Random sampling

Question

Random sampling

nulltea opened this issue 2 years ago · comments

timofey commented 2 years ago

Setup

Starts from where #7 finishes (ie. samples had been dispersed bucket-wise with certain redundancy settings)
Use $T$ existing or new peers that randomly choose $k$ keys from samples id-space

Settings

$T$ (default = $N/2$ where $N$ is the number of peers in the network
$k$ (default = 75)

Measurements

Number of successful sample queries (must be more than 75% of the id-space)

Notes

Here we can introduce KZG and Reed-Solomon math (as libraries), but this shouldn't take too much time, ie. this isn't the main priority, only a way to get more practical insights. Generaly, we should be okay with simple mock values (as long as the number of successful sample queries is more than 75% of the id-space)

timofey · Answer 1 · Wed Nov 09 2022 17:38:04 GMT+0800 (China Standard Time)

Problem: discv5 send to socket event loop is sequential (ie. send_to_socket call is blocking) - this causes requests to cranch and subsequently timeout errors.
Solution: add --parallelism to limit the number of simultaneous requests in a waiting queue.

timofey · Answer 2 · Wed Nov 09 2022 17:46:09 GMT+0800 (China Standard Time)

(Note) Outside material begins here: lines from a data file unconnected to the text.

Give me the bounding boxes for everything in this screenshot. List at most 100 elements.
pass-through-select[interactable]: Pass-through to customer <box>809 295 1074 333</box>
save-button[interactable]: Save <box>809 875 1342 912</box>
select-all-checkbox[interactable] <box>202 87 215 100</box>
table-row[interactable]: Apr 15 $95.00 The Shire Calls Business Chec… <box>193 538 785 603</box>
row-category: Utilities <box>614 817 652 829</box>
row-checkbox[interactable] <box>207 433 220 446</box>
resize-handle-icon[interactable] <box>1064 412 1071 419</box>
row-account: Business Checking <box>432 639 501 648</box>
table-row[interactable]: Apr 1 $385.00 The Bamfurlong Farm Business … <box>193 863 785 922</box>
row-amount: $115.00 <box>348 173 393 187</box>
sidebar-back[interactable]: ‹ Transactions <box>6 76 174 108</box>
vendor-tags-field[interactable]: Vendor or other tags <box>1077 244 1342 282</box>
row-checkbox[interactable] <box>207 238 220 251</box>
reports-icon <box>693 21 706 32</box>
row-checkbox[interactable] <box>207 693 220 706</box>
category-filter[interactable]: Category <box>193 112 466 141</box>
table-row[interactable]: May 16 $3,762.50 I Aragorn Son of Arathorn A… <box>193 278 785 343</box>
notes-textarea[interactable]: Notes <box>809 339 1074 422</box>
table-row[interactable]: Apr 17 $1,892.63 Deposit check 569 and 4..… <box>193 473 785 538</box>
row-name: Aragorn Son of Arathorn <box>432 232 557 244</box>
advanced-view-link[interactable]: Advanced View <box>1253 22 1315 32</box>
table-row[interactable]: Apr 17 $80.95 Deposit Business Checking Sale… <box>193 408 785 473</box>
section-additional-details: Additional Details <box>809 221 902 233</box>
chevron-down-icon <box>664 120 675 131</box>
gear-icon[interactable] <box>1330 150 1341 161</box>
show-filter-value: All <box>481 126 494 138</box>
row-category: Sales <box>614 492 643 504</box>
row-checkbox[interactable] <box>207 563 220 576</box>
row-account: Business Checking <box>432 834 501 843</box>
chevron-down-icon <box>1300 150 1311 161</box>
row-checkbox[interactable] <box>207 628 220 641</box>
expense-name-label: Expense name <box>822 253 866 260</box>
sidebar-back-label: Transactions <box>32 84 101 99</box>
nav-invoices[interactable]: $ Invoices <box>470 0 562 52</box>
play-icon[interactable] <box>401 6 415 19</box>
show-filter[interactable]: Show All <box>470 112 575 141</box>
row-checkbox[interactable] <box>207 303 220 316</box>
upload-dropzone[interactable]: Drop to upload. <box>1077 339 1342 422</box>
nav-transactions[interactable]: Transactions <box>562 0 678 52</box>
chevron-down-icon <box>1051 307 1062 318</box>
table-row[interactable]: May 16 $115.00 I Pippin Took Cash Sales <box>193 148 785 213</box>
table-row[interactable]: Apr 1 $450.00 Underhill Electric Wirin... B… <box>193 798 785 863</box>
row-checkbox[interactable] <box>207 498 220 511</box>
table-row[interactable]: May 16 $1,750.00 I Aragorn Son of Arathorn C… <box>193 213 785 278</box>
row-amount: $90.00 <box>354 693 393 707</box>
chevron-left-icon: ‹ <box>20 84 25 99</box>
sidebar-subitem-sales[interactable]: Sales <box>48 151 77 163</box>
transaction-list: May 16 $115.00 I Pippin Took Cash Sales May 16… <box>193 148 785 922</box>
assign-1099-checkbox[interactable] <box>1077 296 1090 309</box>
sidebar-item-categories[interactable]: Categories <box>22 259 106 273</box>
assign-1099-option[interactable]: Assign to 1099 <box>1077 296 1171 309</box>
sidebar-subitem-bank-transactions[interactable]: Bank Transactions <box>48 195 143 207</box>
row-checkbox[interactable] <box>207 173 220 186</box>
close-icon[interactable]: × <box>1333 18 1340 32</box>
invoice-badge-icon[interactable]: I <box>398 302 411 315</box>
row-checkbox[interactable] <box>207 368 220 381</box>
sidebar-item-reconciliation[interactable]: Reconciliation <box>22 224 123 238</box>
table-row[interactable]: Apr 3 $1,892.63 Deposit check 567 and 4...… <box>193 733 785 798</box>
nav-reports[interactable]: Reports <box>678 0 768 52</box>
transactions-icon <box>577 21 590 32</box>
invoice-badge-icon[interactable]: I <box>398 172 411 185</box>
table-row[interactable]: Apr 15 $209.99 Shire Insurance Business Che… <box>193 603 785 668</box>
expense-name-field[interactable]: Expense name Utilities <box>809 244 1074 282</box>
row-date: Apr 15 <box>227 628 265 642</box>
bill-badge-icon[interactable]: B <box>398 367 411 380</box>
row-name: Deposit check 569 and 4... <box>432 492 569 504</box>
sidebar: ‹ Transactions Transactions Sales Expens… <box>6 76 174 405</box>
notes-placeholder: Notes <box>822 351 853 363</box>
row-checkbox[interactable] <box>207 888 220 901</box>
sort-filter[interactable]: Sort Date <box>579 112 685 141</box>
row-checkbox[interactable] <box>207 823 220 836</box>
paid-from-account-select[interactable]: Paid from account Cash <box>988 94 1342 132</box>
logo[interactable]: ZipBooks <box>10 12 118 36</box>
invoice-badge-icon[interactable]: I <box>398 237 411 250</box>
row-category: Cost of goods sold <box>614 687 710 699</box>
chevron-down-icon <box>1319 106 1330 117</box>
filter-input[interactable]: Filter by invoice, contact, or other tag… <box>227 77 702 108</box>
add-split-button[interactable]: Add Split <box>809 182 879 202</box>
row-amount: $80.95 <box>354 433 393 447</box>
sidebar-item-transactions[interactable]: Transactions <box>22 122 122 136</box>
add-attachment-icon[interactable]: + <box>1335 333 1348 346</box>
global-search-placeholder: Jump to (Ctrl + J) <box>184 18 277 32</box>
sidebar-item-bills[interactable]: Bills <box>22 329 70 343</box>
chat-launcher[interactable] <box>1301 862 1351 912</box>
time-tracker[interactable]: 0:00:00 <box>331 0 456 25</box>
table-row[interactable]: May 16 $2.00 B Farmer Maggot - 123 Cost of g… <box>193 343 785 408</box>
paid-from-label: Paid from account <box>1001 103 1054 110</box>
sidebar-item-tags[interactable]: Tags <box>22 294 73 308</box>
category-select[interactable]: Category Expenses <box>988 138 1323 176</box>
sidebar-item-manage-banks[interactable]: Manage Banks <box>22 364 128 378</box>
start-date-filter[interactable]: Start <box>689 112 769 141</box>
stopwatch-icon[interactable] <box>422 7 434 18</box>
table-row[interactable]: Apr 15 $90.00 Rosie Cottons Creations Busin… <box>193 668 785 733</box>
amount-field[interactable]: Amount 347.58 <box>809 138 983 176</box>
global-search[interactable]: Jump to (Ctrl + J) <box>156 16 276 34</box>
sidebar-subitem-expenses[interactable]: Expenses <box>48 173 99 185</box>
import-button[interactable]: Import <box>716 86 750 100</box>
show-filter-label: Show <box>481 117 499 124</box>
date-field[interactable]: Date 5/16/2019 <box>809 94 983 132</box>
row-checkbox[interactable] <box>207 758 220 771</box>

Benchmarks (256 keys, 800 nodes, validators=1, samples=75):

with routing=bucket-wise, redundancy=F1/R1: time.busy:10.9ms time.idle:32.9s
- communication overhead = 1644 messages
with routing=bucket-wise, redundancy=F1/RS(1): time.busy:11.6ms time.idle:25.3s
- communication overhead = 1290 messages
with routing=distance-wise, redundancy=F1/R1: time.busy:11.8ms time.idle:31.3s
- communication overhead = 1706 messages

timofey · Answer 3 · Wed Nov 09 2022 18:41:58 GMT+0800 (China Standard Time)

Problem: Discv5 has no support for FIND_VALUE RPC. It's possible to iterate over FIND_NODE results and send TALK_REQ to each found ENR, yet this doubles the number of requests and isn't parallelizable.
Solution: modify Discv5 to support FIND_VALUE such that on every RPC query call, a remote node can either answer with VALUE response if it has a value for a requested key or with NODES response if doesn't. See commit that implements that.